I often make this salad when I want a refreshing companion to a warm, hearty dish, especially at this time of year, when greens are young and crisp. Since I had the golden beets on hand I just diced them and tossed them in. It’s a terrific, crunchy salad, and takes 5 minutes or so to make:

Cleansing Green Spring Salad

4 to 6 servings

Use only organic veggies for maximum effect.
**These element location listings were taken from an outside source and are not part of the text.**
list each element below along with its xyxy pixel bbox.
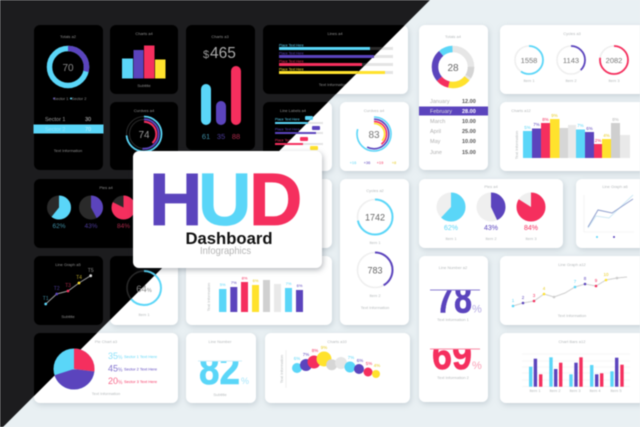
panel: pies dark: 43% [84,223,98,230]
panel: curves dark: 74 [138,130,150,141]
panel: line graph dark: T1 [43,296,49,302]
panel: bubble chart [265,333,410,403]
panel: bubble chart: 7% [348,355,354,360]
panel: pies dark: Pies a4 [99,185,113,190]
panel: curves light: Curdves a4 [364,108,385,113]
panel: lines light [263,25,408,94]
panel: totals donut and table: March [430,119,445,125]
panel: line labels dark: Line Labels a4 [280,108,307,113]
panel: charts a12 grouped bars: 6% [586,126,593,131]
panel: curves light: +16 [350,160,357,165]
panel: totals donut and table: May [430,139,441,145]
panel: cycles: Item 1 [523,78,535,83]
panel: lines dark: Text Information [319,82,347,87]
panel: chart bars a12: Item 5 [610,388,622,393]
panel: line graph dark [34,256,103,325]
dark background [0,0,430,427]
panel: line number 82: Subtitle [213,392,227,397]
panel: bubble chart: Text Information [279,355,284,383]
panel: line labels dark [262,102,328,152]
panel: totals donut and table: 15.00 [462,150,476,156]
panel: pie chart light: Sector 3 Text Here [124,379,158,384]
panel: line labels light [263,102,332,171]
panel: charts a12 grouped bars: 9% [551,113,558,118]
panel: cycles: 2082 [606,56,622,65]
panel: line graph a12: 4 [543,286,546,291]
panel: rounded bars dark: Charts a3 [211,34,229,39]
panel: line graph dark: T2 [54,286,60,292]
panel: cycles vertical [340,179,409,325]
panel: charts a12 grouped bars: 7% [577,123,584,128]
panel: line numbers 78 and 69: 78 [436,275,472,322]
panel: curves light: +19 [377,160,384,165]
dark dashboard layer [0,0,430,427]
panel: lines dark: Lines a4 [327,31,343,36]
panel: line number 82 [186,333,256,403]
panel: pie chart light [34,333,178,403]
panel: chart bars a12 [500,333,640,403]
panel: line number 82: % [241,376,249,386]
panel: line graph dark: Subtitle [61,314,75,319]
panel: charts a12 grouped bars: 7% [533,122,540,127]
panel: bubble chart: 6% [294,356,300,361]
panel: totals donut and table: 28 [447,63,459,74]
panel: line graph a12: 2 [522,295,525,300]
panel: line numbers 78 and 69: Text Information 1 [437,317,470,322]
panel: bubble chart: 5% [366,361,372,366]
panel: vertical bars: Text Information [206,283,211,311]
panel: line graph a12 [500,256,640,325]
panel: charts dark [110,25,178,94]
panel: lines dark: Place Text Here [279,68,304,72]
panel: line graph dark: T5 [88,268,94,274]
panel: line graph a12: 7 [574,279,577,284]
panel: totals dark: Totals a2 [60,34,77,39]
panel: lines dark: Place Text Here [279,44,304,48]
panel: pies light: 43% [484,225,498,232]
panel: totals donut and table: Totals a4 [445,34,462,39]
panel: totals dark: 70 [85,127,91,133]
panel: pies light: Item 2 [485,236,497,241]
panel: line numbers 78 and 69: % [472,304,482,316]
panel: rounded bars dark: $ [203,49,209,61]
hero letter D: D [249,158,302,241]
panel: line graph a6: Line Graph a6 [602,184,628,189]
panel: 64 percent ring light [110,256,178,325]
panel: bubble chart: 9% [321,345,327,350]
panel: pie chart light: Pie Chart a3 [95,339,118,344]
pie chart [54,348,94,390]
panel: chart bars a12: Item 4 [589,388,601,393]
panel: line graph dark: T3 [65,283,71,289]
panel: totals donut and table: 10.00 [462,139,476,145]
panel: pie card dark [34,332,97,396]
panel: pies light: Pies a4 [484,184,498,189]
panel: line labels dark: Place Text Here [275,128,300,132]
panel: pies dark [34,178,134,248]
panel: line numbers 78 and 69: Line Number a2 [439,265,468,270]
panel: 64 percent ring light: Item 1 [138,312,150,317]
panel: charts dark: Charts a4 [135,31,153,36]
panel: cycles [500,25,640,94]
panel: lines dark: Place Text Here [279,60,304,64]
panel: vertical bars [186,256,332,325]
panel: cycles vertical: Cycles a2 [366,188,385,193]
panel: pie chart light: Sector 2 Text Here [124,366,158,372]
panel: pies dark: 84% [117,223,130,230]
panel: totals dark: Text Information [54,148,82,153]
panel: charts a12 grouped bars: Text Information [514,131,519,159]
panel: line graph a12: 8 [584,276,587,281]
panel: charts a12 grouped bars: 8% [542,117,549,122]
panel: line graph a12: 3 [533,293,536,298]
panel: charts a12 grouped bars: 4% [603,133,610,138]
panel: vertical bars: 5% [220,282,226,287]
hero letter H: H [149,158,202,241]
panel: charts a12 grouped bars: 8% [612,117,619,122]
panel: totals donut and table [419,25,488,170]
panel: charts dark: Subtitle [137,83,151,88]
panel: charts a12 grouped bars: 5% [524,125,531,130]
panel: totals dark: 30 [85,117,91,123]
panel: line graph a12: Text Information [558,313,586,318]
panel: curves light: +8 [392,160,397,165]
panel: line labels dark: Place Text Here [275,118,300,122]
panel: totals donut and table: April [430,129,441,135]
panel: rounded bars dark: 88 [232,132,240,141]
panel: totals donut and table: June [430,150,442,156]
panel: cycles vertical: 1742 [365,212,385,222]
panel: curves light [340,102,409,171]
panel: totals dark [34,25,104,170]
panel: cycles: Item 3 [608,78,620,83]
panel: rounded bars dark: 61 [202,132,210,141]
label: 64 percent: 64% [136,284,152,295]
panel: pies dark: 62% [52,223,66,230]
panel: totals donut and table: 12.00 [462,99,476,105]
panel: curves light: 83 [368,130,380,141]
panel: rounded bars dark: 35 [217,132,225,141]
panel: totals dark: Sector 1 [54,96,69,101]
panel: cycles: Item 2 [565,78,577,83]
panel: totals dark: 70 [62,63,74,74]
panel: pies light [419,179,563,248]
panel: 64 percent ring dark [110,256,162,320]
panel: line graph a12: 1 [512,298,515,303]
panel: charts a12 grouped bars: 2% [595,138,601,143]
panel: rounded bars dark: 465 [210,45,236,62]
panel: cycles vertical: Text Information [361,305,389,310]
panel: pie chart light: Text Information [92,391,120,396]
panel: curves dark [110,102,178,170]
panel: cycles: 1558 [521,56,537,65]
panel: line numbers 78 and 69: % [472,360,482,372]
panel: line graph a12: 10 [603,272,609,277]
panel: line graph a12: 9 [595,278,598,283]
panel: vertical bars: 6% [253,278,259,283]
panel: cycles vertical: Item 2 [369,293,381,298]
panel: cycles vertical: 783 [367,266,383,276]
panel: pie chart light: 20% [108,376,123,386]
panel: pies light: 84% [524,225,538,232]
panel: cycles vertical: Item 1 [369,240,381,245]
panel: totals dark: Sector 2 [45,127,65,133]
panel: line numbers 78 and 69: 69 [432,331,472,378]
panel: rounded bars dark [186,25,255,150]
panel: lines light: Text Information [311,82,339,87]
panel: totals donut and table: 28.00 [462,109,476,115]
panel: line numbers 78 and 69: Text Information 2 [437,375,470,380]
panel: line number 82: Line Number [209,339,232,344]
panel: vertical bars: 8% [242,276,248,280]
panel: totals dark: Sector 1 [45,117,65,123]
panel: chart bars a12: Chart Bars a12 [559,339,586,344]
panel: line labels dark: Place Text Here [275,138,300,142]
panel: pies light: Item 1 [445,236,457,241]
panel: chart bars a12: Item 3 [569,388,581,393]
panel: line numbers 78 and 69 [419,256,488,402]
panel: behind hero card [186,179,332,248]
panel: line number 82: 82 [199,346,240,394]
panel: charts a12 grouped bars [500,102,640,171]
hero card [133,151,322,268]
panel: totals donut and table: 10.00 [462,119,476,125]
panel: cycles: 1143 [563,56,579,65]
panel: charts a12 grouped bars: Charts a12 [511,108,532,113]
panel: totals donut and table: February [430,109,452,115]
panel: bubble chart: 4% [374,363,380,368]
panel: bubble chart: 8% [312,348,318,353]
panel: chart bars a12: Item 1 [529,388,541,393]
panel: bubble chart: 6% [357,358,363,363]
panel: totals dark: Sector 2 [72,96,87,101]
panel: lines dark [263,25,408,94]
panel: pies light: 62% [444,225,458,232]
panel: pies light: Item 3 [525,236,537,241]
panel: line graph a6 [576,179,640,248]
hero subtitle: Dashboard [186,229,272,248]
panel: curves light: +36 [364,160,371,165]
panel: curves dark: Curdves a4 [134,108,155,113]
panel: bubble chart: Charts a10 [327,339,348,344]
panel: vertical bars: 6% [297,283,303,288]
panel: vertical bars: 7% [231,280,237,285]
panel: vertical bars: 7% [286,281,292,286]
panel: chart bars a12: Item 2 [549,388,561,393]
panel: totals donut and table: January [430,99,450,105]
hero caption: Infographics [200,245,251,257]
panel: pie chart light: 45% [108,364,123,374]
panel: lines dark: Place Text Here [279,52,304,56]
hero letter U: U [198,158,251,241]
panel: totals donut and table: 25.00 [462,129,476,135]
panel: line graph dark: T4 [76,275,82,281]
panel: line graph a12: Line Graph a12 [558,262,587,267]
panel: line graph dark: Line Graph a5 [55,262,81,267]
panel: pie chart light: 35% [108,351,123,361]
panel: bubble chart: 7% [303,352,309,357]
panel: cycles: Cycles a3 [563,31,582,36]
panel: pie chart light: Sector 1 Text Here [124,354,158,359]
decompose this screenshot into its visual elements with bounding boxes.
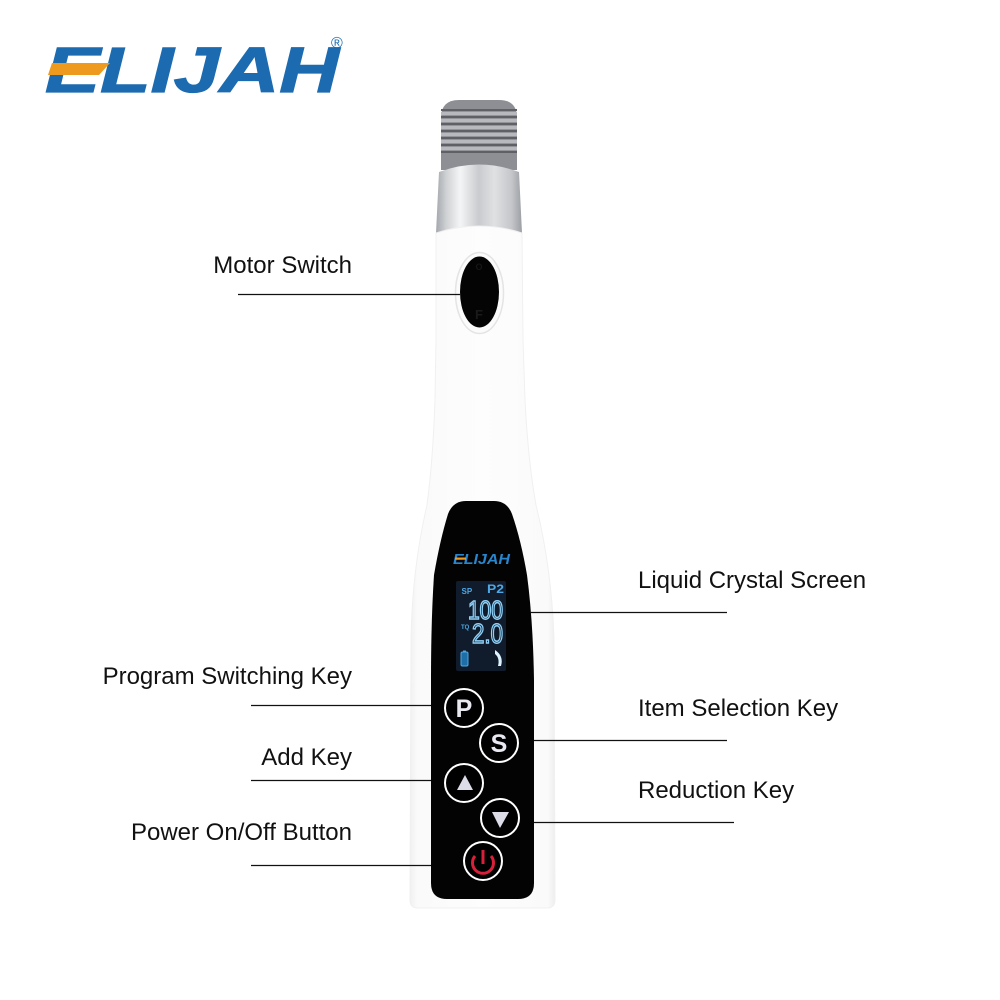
- head: ribbed gray motor head: [441, 100, 517, 170]
- key: select S: [480, 724, 518, 762]
- LCD: torque value: 2.0: [472, 618, 503, 649]
- LCD screen: [456, 581, 506, 671]
- motor switch: oval: F: [475, 307, 483, 322]
- logo: registered mark: ®: [331, 35, 343, 52]
- LCD: TQ label: TQ: [461, 625, 470, 631]
- key: program P: P: [456, 695, 472, 723]
- key: reduce down arrow: [481, 799, 519, 837]
- callout: Program Switching Key: Program Switching Key: [103, 663, 352, 690]
- LCD: program number: P2: [487, 582, 504, 596]
- LCD: SP label: SP: [462, 587, 473, 596]
- motor switch: oval: O: [475, 262, 483, 272]
- logo accent: orange bar: [48, 63, 110, 75]
- device: handpiece: [410, 100, 555, 908]
- callout: Add Key: Add Key: [261, 744, 352, 771]
- control panel: black face: [431, 501, 534, 899]
- key: program P: [445, 689, 483, 727]
- callout: Power On/Off Button: Power On/Off Button: [131, 819, 352, 846]
- LCD: tooth icon: [495, 650, 502, 666]
- body: white handle: [410, 226, 555, 908]
- LCD: speed value: 100: [468, 595, 503, 625]
- panel logo: ELIJAH: [453, 551, 511, 568]
- callout: Reduction Key: Reduction Key: [638, 777, 794, 804]
- LCD: battery icon: [461, 650, 468, 666]
- callout: Liquid Crystal Screen: Liquid Crystal Screen: [638, 567, 866, 594]
- key: add up arrow: [445, 764, 483, 802]
- callout: Motor Switch: Motor Switch: [213, 252, 352, 279]
- motor switch: oval: [456, 252, 504, 334]
- logo: ELIJAH: ELIJAH: [45, 34, 341, 106]
- key: power: [464, 842, 502, 880]
- key: select S: S: [491, 730, 507, 758]
- callout: Item Selection Key: Item Selection Key: [638, 695, 838, 722]
- collar: metal ring: [436, 164, 522, 233]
You can vary it as you like by using some of the other cleansing food mentioned above.

  • 4 to 6 ounces tender greens (baby greens, arugula, baby spinach, watercress, or a mixture)
  • 1 cup green sprouts (I like sweet pea shoots)
  • 1 Granny Smith (green) apple
  • 1/2 medium daikon radish, peeled and sliced
  • 2 large stalks celery or bok choy, sliced
  • 1/2 medium cucumber, unpeeled, cut in half lengthwise and sliced
  • Flaxseed or olive oil and lemon juice to taste, or your favorite dressing
  • 1/4 cup toasted pumpkin seeds, optional
  • 2 to 3 medium cooked and peeled beets, preferably golden, optional

Combine in a salad bowl, toss, and serve.